Online tools such as Technorati, PubSub, Blogpulse, Feedster, and Bloglines allow you to track keywords — even your meeting's name — so you know what people are saying about you. Most of these sites offer RSS news readers, which will check the sites (blogs or other sources) that you want to monitor and let you know if something new has been posted that corresponds with the words that you are tracking.

Whether it's to do damage control or just to improve customer service by responding to attendee concerns, tracking cyberchat is a good idea. You may not want to pay attention to the world of blogs, but chances are, it's paying attention to you.

Blogs Aren't Just for Trade Shows

While most corporate meetings-related blogs are focused on customer events such as trade shows, companies are blogging for many other reasons. Microsoft alone has scores of bloggers, most notably Robert Scoble, aka Scobleizer ( He has gained a following by openly talking about what Microsoft is up to — including occasionally criticizing his company. Macromedia, which develops digital creative tools, also has a rash of bloggers offering news, bug fixes, and other product information.

In addition, because many blog hosts allow you to password-protect a site, you can use blogs for internal meetings. Imagine what it would be like if …
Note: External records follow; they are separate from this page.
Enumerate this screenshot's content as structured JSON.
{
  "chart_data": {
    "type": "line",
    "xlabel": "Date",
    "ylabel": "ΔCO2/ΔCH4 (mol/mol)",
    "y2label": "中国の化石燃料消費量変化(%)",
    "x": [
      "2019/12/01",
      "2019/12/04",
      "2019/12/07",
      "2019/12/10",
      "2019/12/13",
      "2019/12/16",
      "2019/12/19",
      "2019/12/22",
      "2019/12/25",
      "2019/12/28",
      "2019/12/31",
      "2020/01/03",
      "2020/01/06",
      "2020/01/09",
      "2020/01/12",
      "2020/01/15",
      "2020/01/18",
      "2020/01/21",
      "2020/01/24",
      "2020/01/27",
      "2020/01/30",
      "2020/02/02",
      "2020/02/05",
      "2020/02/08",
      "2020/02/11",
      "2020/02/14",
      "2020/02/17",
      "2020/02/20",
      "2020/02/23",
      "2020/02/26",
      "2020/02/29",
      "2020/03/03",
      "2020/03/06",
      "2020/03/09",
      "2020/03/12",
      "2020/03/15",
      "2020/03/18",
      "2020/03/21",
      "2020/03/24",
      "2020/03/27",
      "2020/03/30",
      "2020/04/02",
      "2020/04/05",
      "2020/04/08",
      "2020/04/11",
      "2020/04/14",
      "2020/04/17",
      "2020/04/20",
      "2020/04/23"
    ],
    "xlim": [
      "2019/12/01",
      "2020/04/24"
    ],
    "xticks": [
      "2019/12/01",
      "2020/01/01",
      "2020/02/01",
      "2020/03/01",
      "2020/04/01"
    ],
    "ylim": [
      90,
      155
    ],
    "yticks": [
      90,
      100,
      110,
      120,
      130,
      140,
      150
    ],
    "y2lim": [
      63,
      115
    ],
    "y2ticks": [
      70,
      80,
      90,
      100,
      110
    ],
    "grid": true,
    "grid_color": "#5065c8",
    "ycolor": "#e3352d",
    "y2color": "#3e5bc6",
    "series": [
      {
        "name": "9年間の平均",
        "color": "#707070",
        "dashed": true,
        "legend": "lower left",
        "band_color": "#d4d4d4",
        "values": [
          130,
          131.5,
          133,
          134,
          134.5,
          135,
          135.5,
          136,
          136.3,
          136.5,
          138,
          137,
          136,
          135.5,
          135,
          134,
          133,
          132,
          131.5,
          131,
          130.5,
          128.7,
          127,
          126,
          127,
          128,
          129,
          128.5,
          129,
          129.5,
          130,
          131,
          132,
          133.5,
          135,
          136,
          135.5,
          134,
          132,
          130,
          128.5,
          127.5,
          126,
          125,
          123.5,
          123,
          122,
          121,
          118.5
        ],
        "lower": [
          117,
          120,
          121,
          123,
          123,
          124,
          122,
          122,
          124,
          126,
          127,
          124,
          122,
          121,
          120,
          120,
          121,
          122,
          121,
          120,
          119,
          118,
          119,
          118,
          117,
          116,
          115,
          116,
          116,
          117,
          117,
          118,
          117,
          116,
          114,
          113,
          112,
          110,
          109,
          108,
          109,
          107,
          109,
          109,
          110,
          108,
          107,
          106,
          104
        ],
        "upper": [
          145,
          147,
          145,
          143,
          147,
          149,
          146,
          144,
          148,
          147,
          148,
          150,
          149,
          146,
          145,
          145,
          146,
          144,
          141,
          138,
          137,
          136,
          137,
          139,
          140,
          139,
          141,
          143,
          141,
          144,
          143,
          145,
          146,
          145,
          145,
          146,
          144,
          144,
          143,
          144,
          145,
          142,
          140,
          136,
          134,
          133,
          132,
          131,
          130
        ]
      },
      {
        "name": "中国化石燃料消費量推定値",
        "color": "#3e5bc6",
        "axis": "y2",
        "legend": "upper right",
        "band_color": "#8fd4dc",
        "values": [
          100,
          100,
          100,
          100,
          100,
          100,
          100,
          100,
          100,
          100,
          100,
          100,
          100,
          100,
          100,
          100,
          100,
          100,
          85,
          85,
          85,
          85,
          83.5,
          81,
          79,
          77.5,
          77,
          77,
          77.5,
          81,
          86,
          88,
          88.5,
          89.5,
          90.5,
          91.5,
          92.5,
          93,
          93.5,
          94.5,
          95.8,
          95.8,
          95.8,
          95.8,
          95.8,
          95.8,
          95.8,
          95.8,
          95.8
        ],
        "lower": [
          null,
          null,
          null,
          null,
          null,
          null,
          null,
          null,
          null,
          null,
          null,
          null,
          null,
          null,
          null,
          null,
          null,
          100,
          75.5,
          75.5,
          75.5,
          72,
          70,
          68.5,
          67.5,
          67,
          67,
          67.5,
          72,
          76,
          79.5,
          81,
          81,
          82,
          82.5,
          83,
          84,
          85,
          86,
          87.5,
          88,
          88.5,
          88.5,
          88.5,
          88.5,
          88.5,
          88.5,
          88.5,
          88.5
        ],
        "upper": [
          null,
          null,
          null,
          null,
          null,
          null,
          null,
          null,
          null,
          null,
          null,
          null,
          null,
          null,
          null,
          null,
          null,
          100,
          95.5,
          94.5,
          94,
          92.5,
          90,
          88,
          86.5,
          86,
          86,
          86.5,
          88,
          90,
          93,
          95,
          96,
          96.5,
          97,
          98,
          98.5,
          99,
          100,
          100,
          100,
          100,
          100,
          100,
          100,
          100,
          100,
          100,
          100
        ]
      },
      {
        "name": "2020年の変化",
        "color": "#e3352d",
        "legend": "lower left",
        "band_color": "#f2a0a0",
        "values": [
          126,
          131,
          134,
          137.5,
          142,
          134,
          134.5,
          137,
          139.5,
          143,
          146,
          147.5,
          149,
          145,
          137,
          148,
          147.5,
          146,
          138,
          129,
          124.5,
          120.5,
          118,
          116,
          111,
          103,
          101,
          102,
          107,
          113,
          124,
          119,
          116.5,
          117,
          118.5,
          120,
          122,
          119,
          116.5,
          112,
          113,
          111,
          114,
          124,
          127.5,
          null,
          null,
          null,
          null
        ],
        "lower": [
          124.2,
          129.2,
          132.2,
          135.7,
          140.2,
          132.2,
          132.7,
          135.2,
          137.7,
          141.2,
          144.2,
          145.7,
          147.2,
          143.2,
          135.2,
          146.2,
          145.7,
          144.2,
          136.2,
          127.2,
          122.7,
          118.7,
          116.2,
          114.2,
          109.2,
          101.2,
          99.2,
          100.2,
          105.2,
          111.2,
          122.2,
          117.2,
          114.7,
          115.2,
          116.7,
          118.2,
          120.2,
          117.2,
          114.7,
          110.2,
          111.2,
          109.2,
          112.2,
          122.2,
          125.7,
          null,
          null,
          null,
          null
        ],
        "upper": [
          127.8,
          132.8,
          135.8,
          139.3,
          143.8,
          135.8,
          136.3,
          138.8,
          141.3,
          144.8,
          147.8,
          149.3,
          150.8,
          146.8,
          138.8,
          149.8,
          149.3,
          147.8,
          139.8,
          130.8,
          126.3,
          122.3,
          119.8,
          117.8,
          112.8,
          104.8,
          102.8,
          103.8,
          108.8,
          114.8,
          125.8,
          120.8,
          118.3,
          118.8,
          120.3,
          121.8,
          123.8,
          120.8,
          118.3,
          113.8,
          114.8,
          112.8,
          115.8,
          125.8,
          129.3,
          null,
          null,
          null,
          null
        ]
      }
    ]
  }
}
  • Your company's sales and marketing guru blogged about the latest strategies she planned to discuss at the next sales meeting. You'd spend less time at the meeting on the nuts and bolts, and more time troubleshooting problem areas. Plus, your sales force would pumped up to meet the person behind the blog.

  • Your top training specialist wrote a blog with links to articles and news about the topic of your next training meeting. Attendees would hit the ground running, and they would understand why the training is so important to the company's strategic goals.

  • Your department heads were blogging about how to streamline processes, praise good performances, shore up weak areas, and provide regular motivation to employees. Staff meetings could take on a whole new meaning if management took a daily online interest in their employees.